Dittico. Guglielmo Castelli Giuseppe Gonella
Giuseppe Gonella, Senza titolo, 2012, acrilico su tela, 200 x 180 cm
Dal 6 Febbraio 2016 al 3 Aprile 2016
Lissone | Milano | Visualizza tutte le mostre a Milano
Luogo: Museo d’Arte Contemporanea
Indirizzo: viale Padania 6
Orari: Mercoledì e Venerdì 10-13; Giovedì 16-23; Sabato e Domenica 10-12 / 15-19
Curatori: Alberto Zanchetta
Telefono per informazioni: +39 039 7397368 / 039 2145174
E-Mail info: museo@comune.lissone.mb.it
Sito ufficiale: http://www.museolissone.it/
Il Museo d’Arte Contemporanea di Lissone rinnova il suo interesse e impegno nel diffondere le ricerche più attuali della pittura contemporanea.
In concomitanza con il settantesimo anniversario dello storico Premio Lissone, che nel 1946 inaugurava la prima di una lunga serie di edizioni assurte agli onori della cronaca e della storia dell’arte italiana, il MAC ne prosegue la gloriosa tradizione, dedicando una bipersonale a Guglielmo Castelli [Torino, 1987] e Giuseppe Gonella [Motta di Livenza, 1984].
Annoverati tra le fila dei giovani vessilli della disciplina pittorica, nel corso degli ultimi anni Castelli e Gonella si sono distinti sia a livello nazionale sia Oltralpe, riscuotendo l’attenzione della critica e del pubblico.
Entrambi gli artisti intendono ridefinire i codici della pittura figurativa, in cui l’immagine giunge a un progressivo grado di dissoluzione formale, più evocativa che descrittiva.
Nelle opere di Guglielmo Castelli ritroviamo un’inconfondibile cifra stilistica, dettata da sfondi monocromi e figure slavate.
In apparenza adamantini, i corpi dipinti dall’artista sono tutt’altro che anodini: covano dentro di sé l’insofferenza d’essere stati abbandonati a se stessi.
Sospesi nel tempo e nello spazio, l’indefinitezza delle loro anatomie li fa sprofondare in un silenzio opprimente, laddove aleggia un’inquieta armonia, una perdita del centro e dell’identità: il disagio esistenziale viene infatti attenuato – e non già lenito – dalle nuance del colore, diluito fino a perdere ogni grado di intensità.

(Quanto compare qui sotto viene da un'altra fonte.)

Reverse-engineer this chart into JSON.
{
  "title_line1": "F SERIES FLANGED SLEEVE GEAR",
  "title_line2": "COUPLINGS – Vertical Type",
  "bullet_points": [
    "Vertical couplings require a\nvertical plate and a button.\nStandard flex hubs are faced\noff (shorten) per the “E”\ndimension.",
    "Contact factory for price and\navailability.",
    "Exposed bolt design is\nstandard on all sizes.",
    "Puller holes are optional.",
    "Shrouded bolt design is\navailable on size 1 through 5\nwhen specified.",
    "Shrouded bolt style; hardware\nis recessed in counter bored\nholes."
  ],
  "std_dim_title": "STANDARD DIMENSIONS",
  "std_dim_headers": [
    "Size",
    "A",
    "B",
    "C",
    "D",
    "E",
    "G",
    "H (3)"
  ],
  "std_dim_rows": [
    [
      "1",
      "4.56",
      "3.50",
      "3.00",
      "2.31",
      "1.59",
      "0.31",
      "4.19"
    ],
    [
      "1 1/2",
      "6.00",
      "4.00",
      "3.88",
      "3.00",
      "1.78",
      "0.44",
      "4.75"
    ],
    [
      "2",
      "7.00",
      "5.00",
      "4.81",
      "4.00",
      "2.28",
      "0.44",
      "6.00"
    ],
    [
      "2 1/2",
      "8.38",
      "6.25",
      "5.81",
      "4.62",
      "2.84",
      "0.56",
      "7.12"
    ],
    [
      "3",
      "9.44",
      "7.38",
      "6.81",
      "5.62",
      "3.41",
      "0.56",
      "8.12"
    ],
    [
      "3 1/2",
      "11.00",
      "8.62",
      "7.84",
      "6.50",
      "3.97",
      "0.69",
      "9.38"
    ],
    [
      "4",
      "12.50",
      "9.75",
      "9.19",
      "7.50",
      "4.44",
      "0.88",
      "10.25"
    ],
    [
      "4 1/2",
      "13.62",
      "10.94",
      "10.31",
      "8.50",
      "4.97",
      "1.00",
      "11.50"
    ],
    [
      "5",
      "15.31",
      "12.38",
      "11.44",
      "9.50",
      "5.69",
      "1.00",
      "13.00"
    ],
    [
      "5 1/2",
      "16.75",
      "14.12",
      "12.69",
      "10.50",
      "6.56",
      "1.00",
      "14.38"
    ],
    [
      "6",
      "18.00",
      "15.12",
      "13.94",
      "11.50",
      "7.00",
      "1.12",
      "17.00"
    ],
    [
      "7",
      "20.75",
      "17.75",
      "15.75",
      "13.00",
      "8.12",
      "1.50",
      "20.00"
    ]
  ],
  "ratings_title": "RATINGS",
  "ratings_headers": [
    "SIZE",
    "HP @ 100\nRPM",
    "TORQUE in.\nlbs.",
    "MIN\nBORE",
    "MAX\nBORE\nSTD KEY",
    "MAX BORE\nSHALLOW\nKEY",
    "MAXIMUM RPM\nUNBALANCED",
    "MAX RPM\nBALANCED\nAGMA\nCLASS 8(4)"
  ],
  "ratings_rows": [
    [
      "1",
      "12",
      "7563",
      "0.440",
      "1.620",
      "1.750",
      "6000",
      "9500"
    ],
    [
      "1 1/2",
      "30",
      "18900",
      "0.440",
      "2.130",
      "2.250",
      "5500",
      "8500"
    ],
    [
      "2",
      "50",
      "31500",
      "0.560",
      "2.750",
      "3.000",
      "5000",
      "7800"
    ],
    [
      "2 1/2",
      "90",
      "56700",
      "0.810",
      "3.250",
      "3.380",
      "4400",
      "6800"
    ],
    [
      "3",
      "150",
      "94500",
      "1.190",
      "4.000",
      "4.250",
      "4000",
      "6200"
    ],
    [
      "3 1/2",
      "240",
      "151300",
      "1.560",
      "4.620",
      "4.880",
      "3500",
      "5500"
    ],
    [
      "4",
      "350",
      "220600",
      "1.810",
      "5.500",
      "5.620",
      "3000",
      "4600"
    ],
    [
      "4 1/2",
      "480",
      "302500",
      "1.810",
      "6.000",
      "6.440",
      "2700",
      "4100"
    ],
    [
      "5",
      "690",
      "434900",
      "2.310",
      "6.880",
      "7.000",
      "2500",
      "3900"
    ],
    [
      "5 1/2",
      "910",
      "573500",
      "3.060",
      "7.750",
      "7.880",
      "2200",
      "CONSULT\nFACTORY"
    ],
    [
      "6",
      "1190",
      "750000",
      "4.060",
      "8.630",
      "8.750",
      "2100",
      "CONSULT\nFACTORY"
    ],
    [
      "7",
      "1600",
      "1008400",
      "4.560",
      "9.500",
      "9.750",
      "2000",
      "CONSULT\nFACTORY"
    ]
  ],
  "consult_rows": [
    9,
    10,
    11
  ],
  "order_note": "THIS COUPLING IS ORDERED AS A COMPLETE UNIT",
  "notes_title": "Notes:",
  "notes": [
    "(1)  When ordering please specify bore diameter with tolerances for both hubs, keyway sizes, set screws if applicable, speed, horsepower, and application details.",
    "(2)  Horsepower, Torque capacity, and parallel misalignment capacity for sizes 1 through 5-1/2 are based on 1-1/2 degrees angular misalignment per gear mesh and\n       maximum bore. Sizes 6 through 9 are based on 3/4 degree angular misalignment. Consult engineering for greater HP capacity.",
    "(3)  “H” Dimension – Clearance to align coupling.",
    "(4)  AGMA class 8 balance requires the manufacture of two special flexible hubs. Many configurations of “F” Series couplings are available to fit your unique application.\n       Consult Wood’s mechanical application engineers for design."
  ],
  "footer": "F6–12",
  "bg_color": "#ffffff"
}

Se le pennellate sono fuggevoli e sintetiche, i toni appaiono eterei, lirici, quasi che la pittura sfumasse in parallelo alle figure che tenta di rappresentare.
Diversamente, Giuseppe Gonella concentra la sua attenzione sulla carica espressiva ed emotiva del colore.
L’impasto pittorico, sempre denso e gravido di invenzioni, deforma le figure, gli oggetti e i paesaggi per renderci partecipi di sentimenti e suggestioni che attingono alla vita quotidiana, benché finiscano per disincarnarsi sul supporto pittorico.
Anziché rappresentare il mondo così come appare ai nostri occhi, l’artista cerca di costruire e demolirne la struttura iconica, immergendosi in un universo di segni, tocchi, pigmenti che trasmettono allo spettatore le infinite sfaccettature della realtà, e dell’atto stesso del dipingere.
Energica, concitata, la pittura di Gonella è mossa e scossa internamente, i soggetti deflagrano sulla tela, si confondono con le livide atmosfere del fondo; è come se in questi quadri non fosse solo la massa cromatica a doversi stratificare, ma anche il significato delle immagini.